Ungeschickter Umgang mit Rezo
Ungeschicklichkeiten kamen hinzu wie der Umgang mit dem sehr CDU-kritischen Video des Youtubers Rezo. Die Neuordnung der Parteizentrale schleppte sich dahin und erhielt einen Rückschlag mit dem Wechsel ihrer Chefin ins Verteidigungsministerium. In den Umfragen sank die CDU, in Ostdeutschland ging von drei Landtagswahlen nur die in Sachsen glimpflich für die Partei aus. Kramp-Karrenbauers Beliebtheitswerte sind seit langem schlecht. Merkel ist nach wie vor ganz oben auf der Beliebtheitsskala. Der Eindruck, dass die Vorsitzende es nicht könne, verfestigte sich.

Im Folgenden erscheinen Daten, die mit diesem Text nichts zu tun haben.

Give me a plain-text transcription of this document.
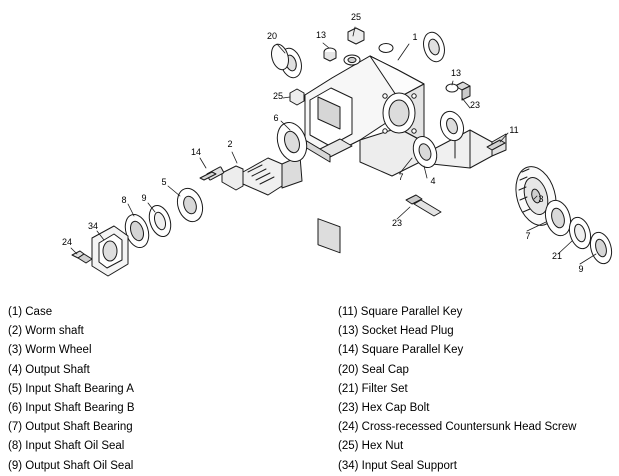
25
20	13	1
13
25
23
6
11
14
2
4
5	7
8	3
9
34	23
7
24
21
9
(1) Case
(2) Worm shaft
(3) Worm Wheel
(4) Output Shaft
(5) Input Shaft Bearing A
(6) Input Shaft Bearing B
(7) Output Shaft Bearing
(8) Input Shaft Oil Seal
(9) Output Shaft Oil Seal
(11) Square Parallel Key
(13) Socket Head Plug
(14) Square Parallel Key
(20) Seal Cap
(21) Filter Set
(23) Hex Cap Bolt
(24) Cross-recessed Countersunk Head Screw
(25) Hex Nut
(34) Input Seal Support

Thüringen brachte das Fass zum Überlaufen. Erst verstellte Kramp-Karrenbauer der dortigen CDU den Weg nach links. Dann scheiterte sie daran, den Weg nach rechts zuzumachen. Das Ergebnis ist bekannt. Die CDU beteiligte sich daran, den FDP-Politiker Thomas Kemmerich mithilfe der AfD zum Ministerpräsidenten zu wählen.
Das dürfte für Merkel das ultimative Warnsignal gewesen sein, dass ihr Erbe – harte Kante nach rechts – in Gefahr war. Sie schaltete sich von Südafrika aus in die Thüringen-Debatte ein. Das bedeutete den Autoritätsverlust für Kramp-Karrenbauer. Am Montag zog sie die Reißleine. Aus der CDU-Führung wurde berichtet, Merkel bedauere das sehr.